NCTA had hosted a trade show for the past 65 years. With the decision by NCTA’s board to end the confab, the INTX event scheduled for April 2017 in Washington, D.C., will not take place as previously announced. Prior to 2015, the show was known as the Cable Show, and before that it was called the National Show.
Once a must-attend event for cable TV bizzers, the NCTA’s annual show has declined in relevance in recent years — in no small part because of consolidation in the industry. With Comcast, AT&T/DirecTV, Charter Communications and Dish Network representing the bulk of U.S. pay-TV subscribers, programmers and other vendors have less need for in-person trade shows to negotiate deals.
An NCTA spokesman declined to say whether there will be layoffs associated with the shutdown of the trade show.

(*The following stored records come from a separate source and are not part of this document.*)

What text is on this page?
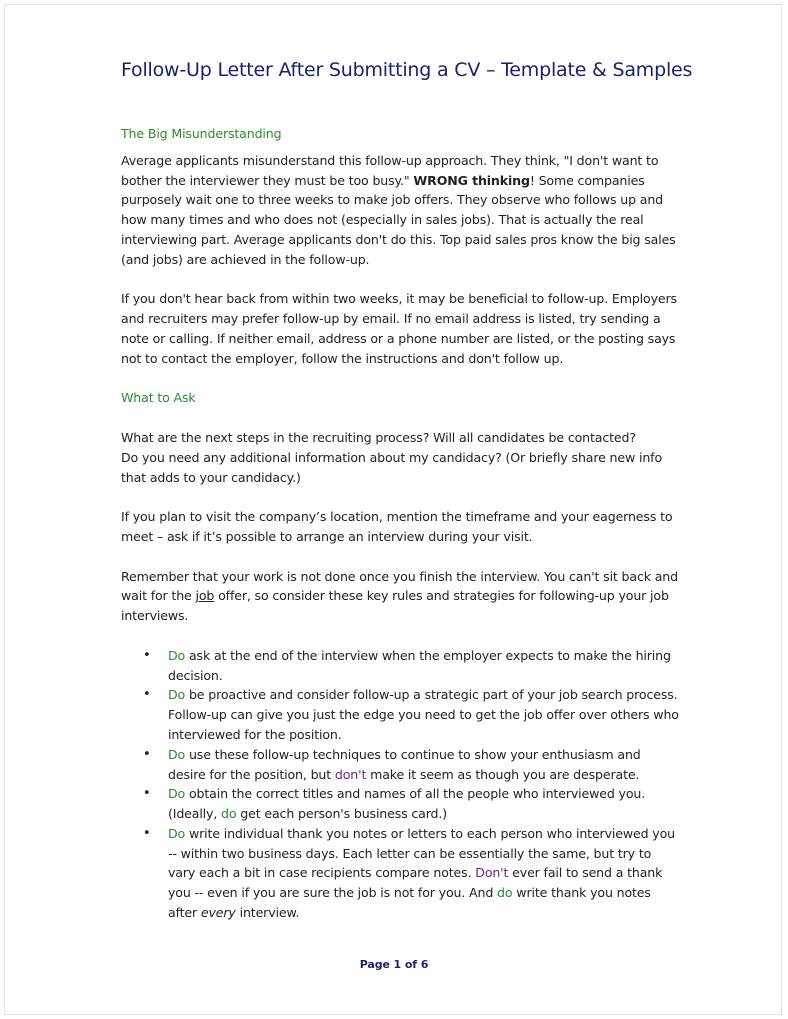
Follow-Up Letter After Submitting a CV – Template & Samples
The Big Misunderstanding

Average applicants misunderstand this follow-up approach. They think, "I don't want to bother the interviewer they must be too busy." WRONG thinking! Some companies purposely wait one to three weeks to make job offers. They observe who follows up and how many times and who does not (especially in sales jobs). That is actually the real interviewing part. Average applicants don't do this. Top paid sales pros know the big sales (and jobs) are achieved in the follow-up.

If you don't hear back from within two weeks, it may be beneficial to follow-up. Employers and recruiters may prefer follow-up by email. If no email address is listed, try sending a note or calling. If neither email, address or a phone number are listed, or the posting says not to contact the employer, follow the instructions and don't follow up.

What to Ask

What are the next steps in the recruiting process? Will all candidates be contacted?
Do you need any additional information about my candidacy? (Or briefly share new info that adds to your candidacy.)

If you plan to visit the company’s location, mention the timeframe and your eagerness to meet – ask if it’s possible to arrange an interview during your visit.

Remember that your work is not done once you finish the interview. You can't sit back and wait for the job offer, so consider these key rules and strategies for following-up your job interviews.

• Do ask at the end of the interview when the employer expects to make the hiring decision.
• Do be proactive and consider follow-up a strategic part of your job search process. Follow-up can give you just the edge you need to get the job offer over others who interviewed for the position.
• Do use these follow-up techniques to continue to show your enthusiasm and desire for the position, but don't make it seem as though you are desperate.
• Do obtain the correct titles and names of all the people who interviewed you. (Ideally, do get each person's business card.)
• Do write individual thank you notes or letters to each person who interviewed you -- within two business days. Each letter can be essentially the same, but try to vary each a bit in case recipients compare notes. Don't ever fail to send a thank you -- even if you are sure the job is not for you. And do write thank you notes after every interview.
Page 1 of 6
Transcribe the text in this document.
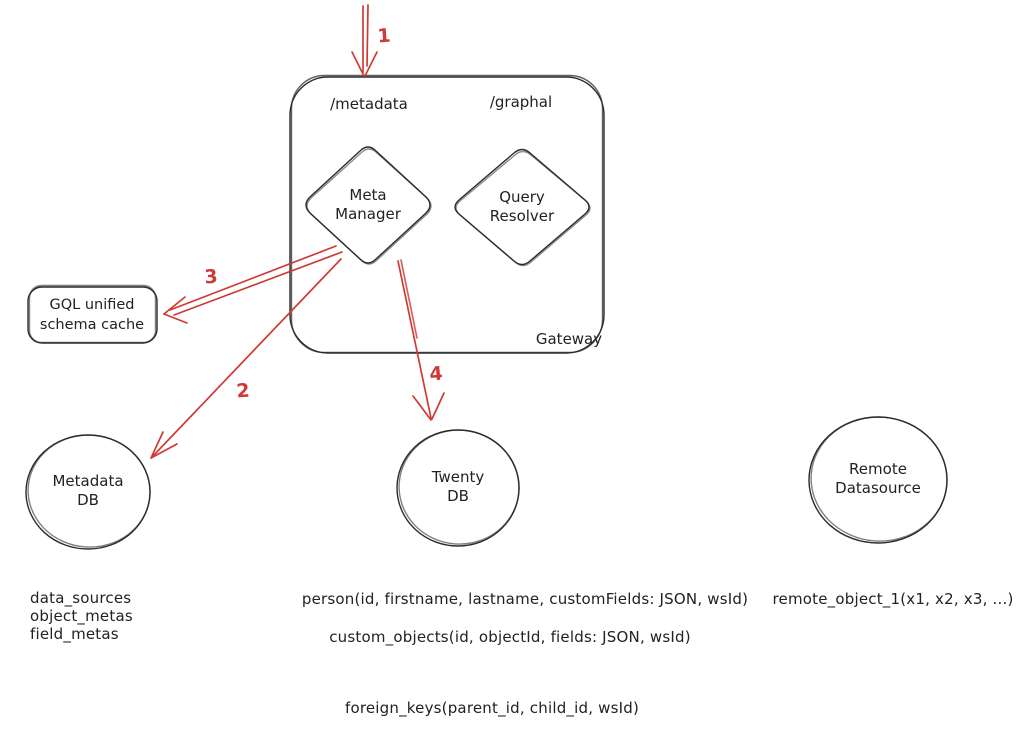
1
2
3
4
/metadata	/graphal
Meta
Manager
Query
Resolver
Gateway
GQL unified
schema cache
Metadata
DB
Twenty
DB
Remote
Datasource
data_sources
object_metas
field_metas
person(id, firstname, lastname, customFields: JSON, wsId)
custom_objects(id, objectId, fields: JSON, wsId)
foreign_keys(parent_id, child_id, wsId)
remote_object_1(x1, x2, x3, ...)
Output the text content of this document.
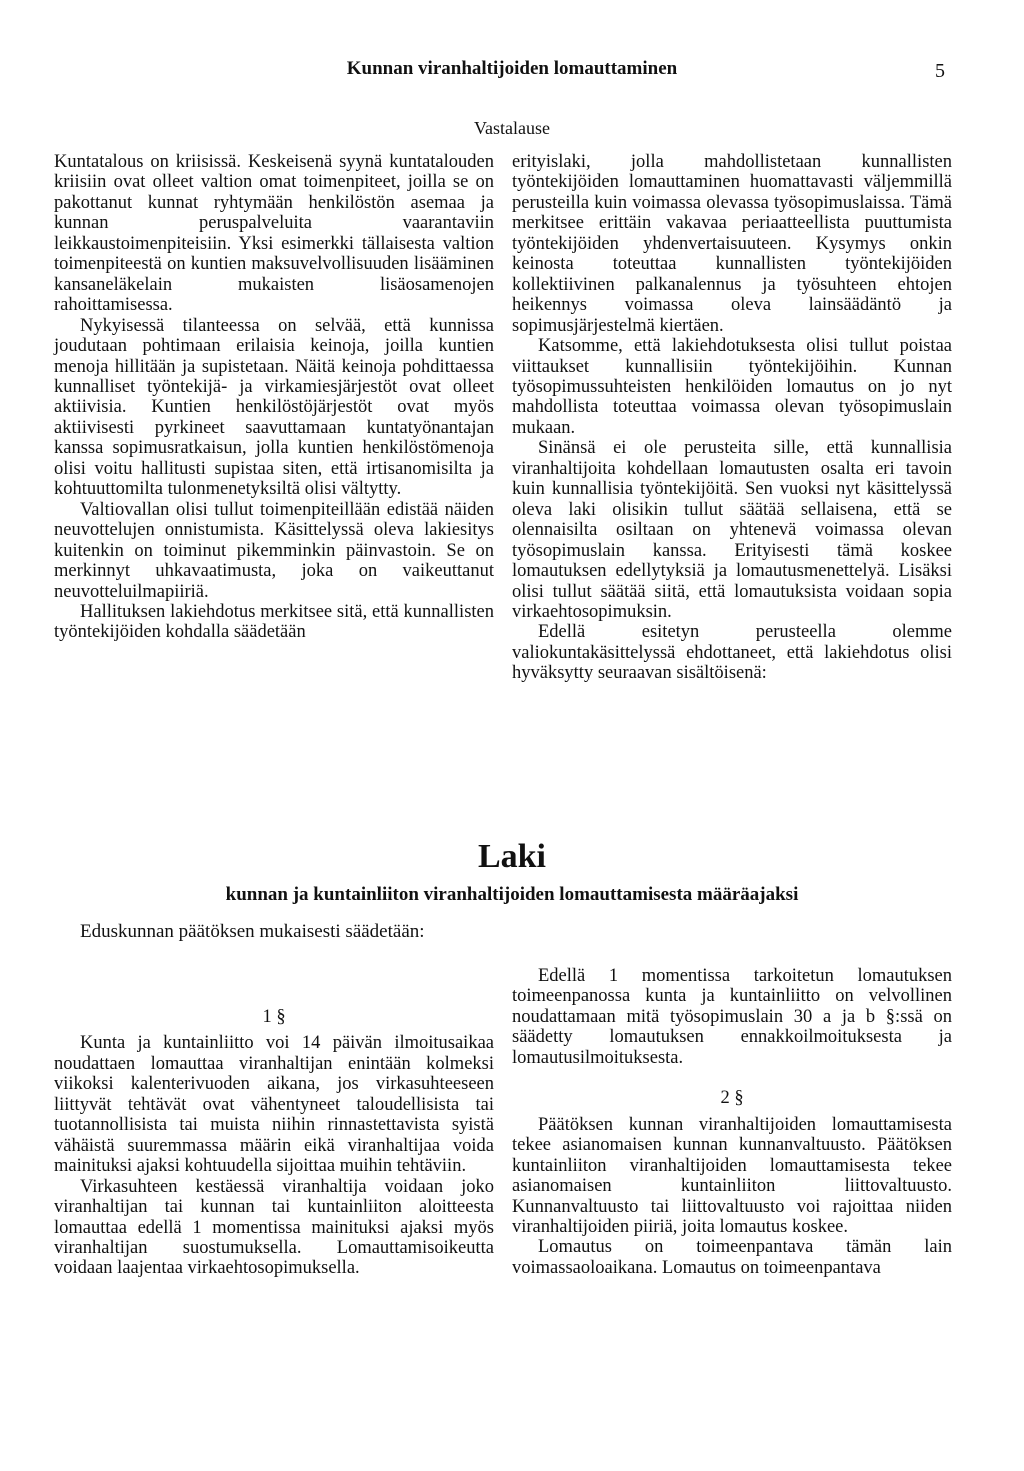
Kunnan viranhaltijoiden lomauttaminen	5
Vastalause

Kuntatalous on kriisissä. Keskeisenä syynä kuntatalouden kriisiin ovat olleet valtion omat toimenpiteet, joilla se on pakottanut kunnat ryhtymään henkilöstön asemaa ja kunnan peruspalveluita vaarantaviin leikkaustoimenpiteisiin. Yksi esimerkki tällaisesta valtion toimenpiteestä on kuntien maksuvelvollisuuden lisääminen kansaneläkelain mukaisten lisäosamenojen rahoittamisessa.

Nykyisessä tilanteessa on selvää, että kunnissa joudutaan pohtimaan erilaisia keinoja, joilla kuntien menoja hillitään ja supistetaan. Näitä keinoja pohdittaessa kunnalliset työntekijä- ja virkamiesjärjestöt ovat olleet aktiivisia. Kuntien henkilöstöjärjestöt ovat myös aktiivisesti pyrkineet saavuttamaan kuntatyönantajan kanssa sopimusratkaisun, jolla kuntien henkilöstömenoja olisi voitu hallitusti supistaa siten, että irtisanomisilta ja kohtuuttomilta tulonmenetyksiltä olisi vältytty.

Valtiovallan olisi tullut toimenpiteillään edistää näiden neuvottelujen onnistumista. Käsittelyssä oleva lakiesitys kuitenkin on toiminut pikemminkin päinvastoin. Se on merkinnyt uhkavaatimusta, joka on vaikeuttanut neuvotteluilmapiiriä.

Hallituksen lakiehdotus merkitsee sitä, että kunnallisten työntekijöiden kohdalla säädetään

erityislaki, jolla mahdollistetaan kunnallisten työntekijöiden lomauttaminen huomattavasti väljemmillä perusteilla kuin voimassa olevassa työsopimuslaissa. Tämä merkitsee erittäin vakavaa periaatteellista puuttumista työntekijöiden yhdenvertaisuuteen. Kysymys onkin keinosta toteuttaa kunnallisten työntekijöiden kollektiivinen palkanalennus ja työsuhteen ehtojen heikennys voimassa oleva lainsäädäntö ja sopimusjärjestelmä kiertäen.

Katsomme, että lakiehdotuksesta olisi tullut poistaa viittaukset kunnallisiin työntekijöihin. Kunnan työsopimussuhteisten henkilöiden lomautus on jo nyt mahdollista toteuttaa voimassa olevan työsopimuslain mukaan.

Sinänsä ei ole perusteita sille, että kunnallisia viranhaltijoita kohdellaan lomautusten osalta eri tavoin kuin kunnallisia työntekijöitä. Sen vuoksi nyt käsittelyssä oleva laki olisikin tullut säätää sellaisena, että se olennaisilta osiltaan on yhtenevä voimassa olevan työsopimuslain kanssa. Erityisesti tämä koskee lomautuksen edellytyksiä ja lomautusmenettelyä. Lisäksi olisi tullut säätää siitä, että lomautuksista voidaan sopia virkaehtosopimuksin.

Edellä esitetyn perusteella olemme valiokuntakäsittelyssä ehdottaneet, että lakiehdotus olisi hyväksytty seuraavan sisältöisenä:

Laki
kunnan ja kuntainliiton viranhaltijoiden lomauttamisesta määräajaksi
Eduskunnan päätöksen mukaisesti säädetään:

1 §

Kunta ja kuntainliitto voi 14 päivän ilmoitusaikaa noudattaen lomauttaa viranhaltijan enintään kolmeksi viikoksi kalenterivuoden aikana, jos virkasuhteeseen liittyvät tehtävät ovat vähentyneet taloudellisista tai tuotannollisista tai muista niihin rinnastettavista syistä vähäistä suuremmassa määrin eikä viranhaltijaa voida mainituksi ajaksi kohtuudella sijoittaa muihin tehtäviin.

Virkasuhteen kestäessä viranhaltija voidaan joko viranhaltijan tai kunnan tai kuntainliiton aloitteesta lomauttaa edellä 1 momentissa mainituksi ajaksi myös viranhaltijan suostumuksella. Lomauttamisoikeutta voidaan laajentaa virkaehtosopimuksella.

Edellä 1 momentissa tarkoitetun lomautuksen toimeenpanossa kunta ja kuntainliitto on velvollinen noudattamaan mitä työsopimuslain 30 a ja b §:ssä on säädetty lomautuksen ennakkoilmoituksesta ja lomautusilmoituksesta.

2 §

Päätöksen kunnan viranhaltijoiden lomauttamisesta tekee asianomaisen kunnan kunnanvaltuusto. Päätöksen kuntainliiton viranhaltijoiden lomauttamisesta tekee asianomaisen kuntainliiton liittovaltuusto. Kunnanvaltuusto tai liittovaltuusto voi rajoittaa niiden viranhaltijoiden piiriä, joita lomautus koskee.

Lomautus on toimeenpantava tämän lain voimassaoloaikana. Lomautus on toimeenpantava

Last week, NCTA announced that it was rebranding itself as NCTA — the Internet & Television Association, a change meant to reflect the rise of digital video in the business, and a name that corresponded with the name of INTX (the “Internet and Television Expo”).
“We believe large trade show floors, dotted with exhibit booths and stilted schedules have become an anachronism,” NCTA president and CEO Michael Powell said in a statement. “Contemporary venues emphasize conversation, dialog, and more intimate opportunities to explore and interact with technology. Ending INTX gives us a clean slate and we are excited to explore presenting our industry in new and different ways.”
Powell said that the trade org was exploring “new and better ways to tell our story, to gather our community, to advance our growth and present our vision of the future.”